On February 8 and 9th, we had a major blizzard. I guess Canton was slightly spared compared with some of the neighboring communities. Nonetheless, we had approximately two feet of snow, plus drifting, over a 24 hour period. Birds started feeding as soon as the sun came up on the 9th, and snow and win did not keep them from trying to find nourishment. At the end of the day, we spotted an eastern screech owl in one of our boxed. At the end of the 9th, the plow arrived, and the next morning (2.10) I was able to go down to the street.
On walking back up from digging out the mailbox, I found the remains of a dead animal in the driveway, evidence of a kill from an owl. I have seen this once before after a heavy snowstorm. About ten years ago, I found remains of a dead rabbit in the snow, with wing marks suggestive of a great horned owl strike. This time I initially thought that the villain was the screech owl I had seen yesterday, particularly since it ate only part of the head.

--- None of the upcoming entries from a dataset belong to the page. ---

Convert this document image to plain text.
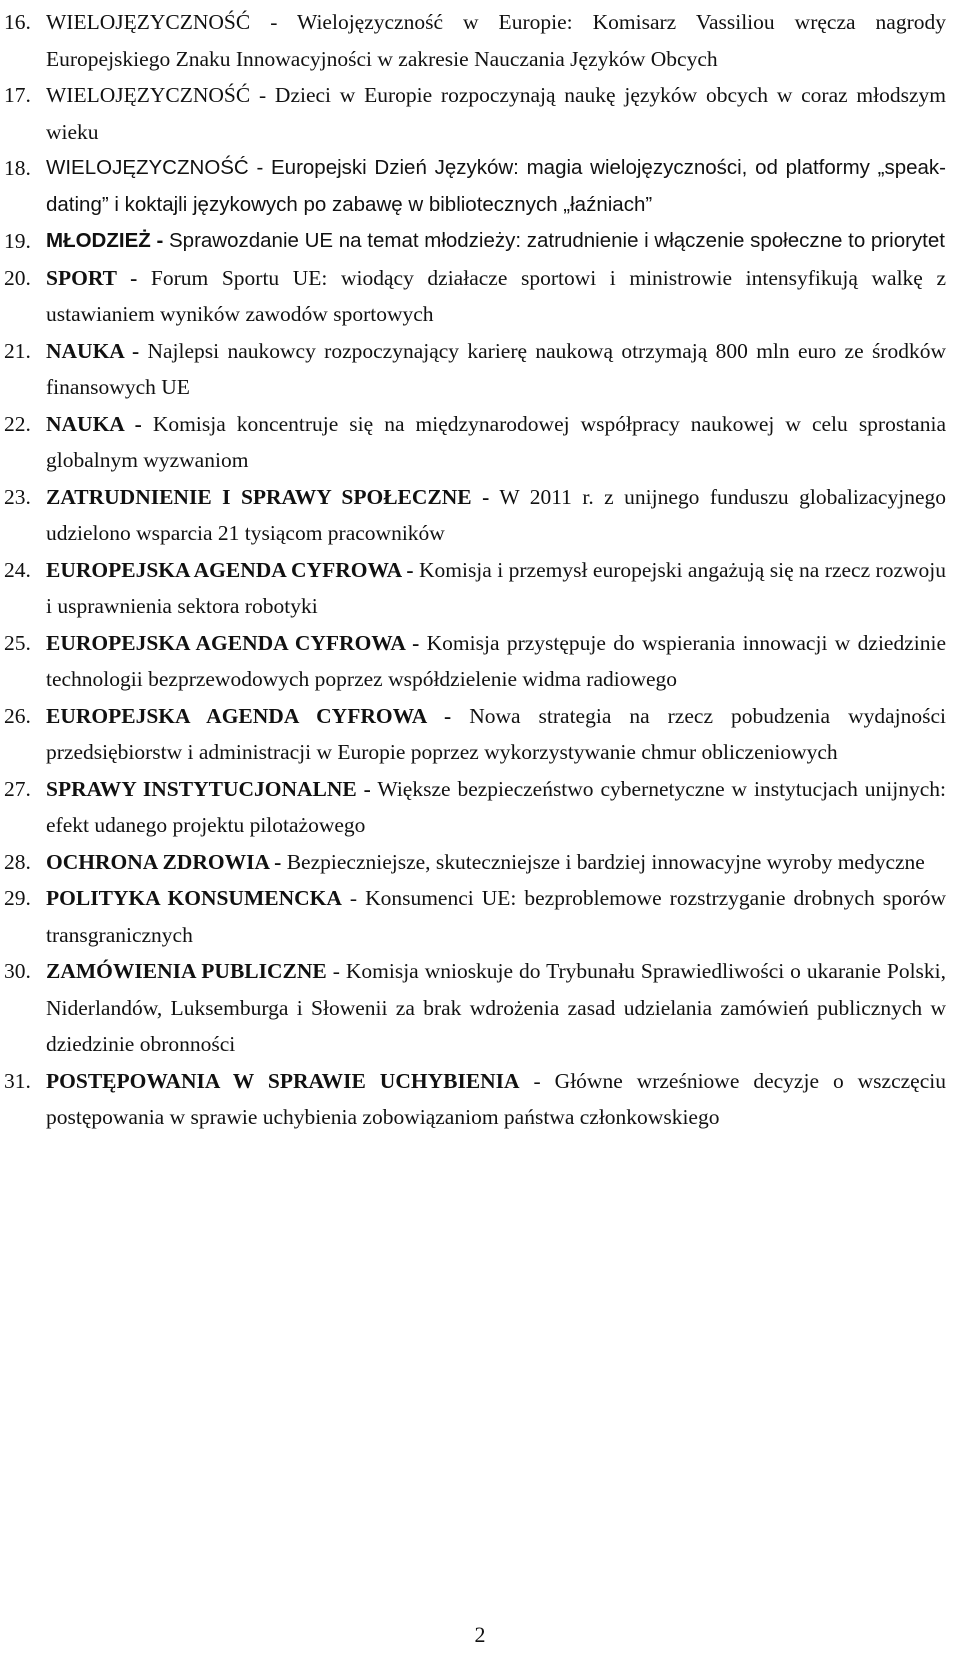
16. WIELOJĘZYCZNOŚĆ - Wielojęzyczność w Europie: Komisarz Vassiliou wręcza nagrody Europejskiego Znaku Innowacyjności w zakresie Nauczania Języków Obcych
17. WIELOJĘZYCZNOŚĆ - Dzieci w Europie rozpoczynają naukę języków obcych w coraz młodszym wieku
18. WIELOJĘZYCZNOŚĆ - Europejski Dzień Języków: magia wielojęzyczności, od platformy „speak-dating” i koktajli językowych po zabawę w bibliotecznych „łaźniach”
19. MŁODZIEŻ - Sprawozdanie UE na temat młodzieży: zatrudnienie i włączenie społeczne to priorytet
20. SPORT - Forum Sportu UE: wiodący działacze sportowi i ministrowie intensyfikują walkę z ustawianiem wyników zawodów sportowych
21. NAUKA - Najlepsi naukowcy rozpoczynający karierę naukową otrzymają 800 mln euro ze środków finansowych UE
22. NAUKA - Komisja koncentruje się na międzynarodowej współpracy naukowej w celu sprostania globalnym wyzwaniom
23. ZATRUDNIENIE I SPRAWY SPOŁECZNE - W 2011 r. z unijnego funduszu globalizacyjnego udzielono wsparcia 21 tysiącom pracowników
24. EUROPEJSKA AGENDA CYFROWA - Komisja i przemysł europejski angażują się na rzecz rozwoju i usprawnienia sektora robotyki
25. EUROPEJSKA AGENDA CYFROWA - Komisja przystępuje do wspierania innowacji w dziedzinie technologii bezprzewodowych poprzez współdzielenie widma radiowego
26. EUROPEJSKA AGENDA CYFROWA - Nowa strategia na rzecz pobudzenia wydajności przedsiębiorstw i administracji w Europie poprzez wykorzystywanie chmur obliczeniowych
27. SPRAWY INSTYTUCJONALNE - Większe bezpieczeństwo cybernetyczne w instytucjach unijnych: efekt udanego projektu pilotażowego
28. OCHRONA ZDROWIA - Bezpieczniejsze, skuteczniejsze i bardziej innowacyjne wyroby medyczne
29. POLITYKA KONSUMENCKA - Konsumenci UE: bezproblemowe rozstrzyganie drobnych sporów transgranicznych
30. ZAMÓWIENIA PUBLICZNE - Komisja wnioskuje do Trybunału Sprawiedliwości o ukaranie Polski, Niderlandów, Luksemburga i Słowenii za brak wdrożenia zasad udzielania zamówień publicznych w dziedzinie obronności
31. POSTĘPOWANIA W SPRAWIE UCHYBIENIA - Główne wrześniowe decyzje o wszczęciu postępowania w sprawie uchybienia zobowiązaniom państwa członkowskiego
2
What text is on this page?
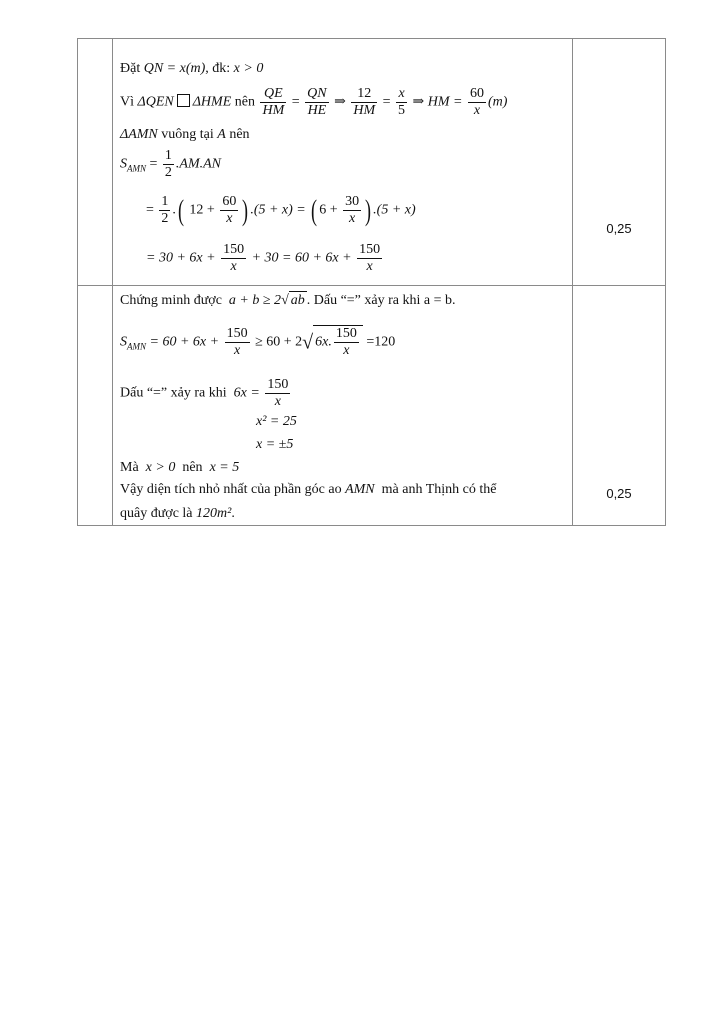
Đặt QN = x(m), đk: x > 0
Vì ΔQEN ΔHME nên $\frac{QE}{HM} = \frac{QN}{HE}$ ⇒ $\frac{12}{HM} = \frac{x}{5}$ ⇒ HM = $\frac{60}{x} (m)$
ΔAMN vuông tại A nên
$S_{AMN} = \frac{1}{2} .AM.AN$
= $\frac{1}{2}$ .( $12 + \frac{60}{x}$ ) .(5 + x) = ( $6 + \frac{30}{x}$ ) .(5 + x)
= $30 + 6x + \frac{150}{x} + 30 = 60 + 6x + \frac{150}{x}$
0,25
Chứng minh được a + b ≥ 2√ ab . Dấu “=” xảy ra khi a = b.
$S_{AMN} = 60 + 6x + \frac{150}{x} \ge 60 + 2√$ 6x. $\frac{150}{x} =120$
Dấu “=” xảy ra khi $6x = \frac{150}{x}$
x² = 25
x = ±5
Mà x > 0 nên x = 5
Vậy diện tích nhỏ nhất của phần góc ao AMN mà anh Thịnh có thể
quây được là 120m².
0,25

And then dragged the remains of the rabbit about 100 feet along the drive, probably never becoming airborne. [There was fur scattered along the driveway, to where it eventually dropped the carcass.]
Additional photos from the storm, and on the demise of rabbit on : http://michaelross.zenfolio.com/p866271091
However, I was wrong about the culprit: it was a barred owl, a species that I had not previously seen in the yard. On the evening of the 10th, I was driving up the driveway after dark. Headlights of the car picked up a barred owl, sitting on the snowbank where the carcass of the rabbit had been. We looked each other in the eye, before I drove back to the house, hoping that he would sit still until I fetched the camera. Alas, no such luck - when I returned a couple minutes later he was gone.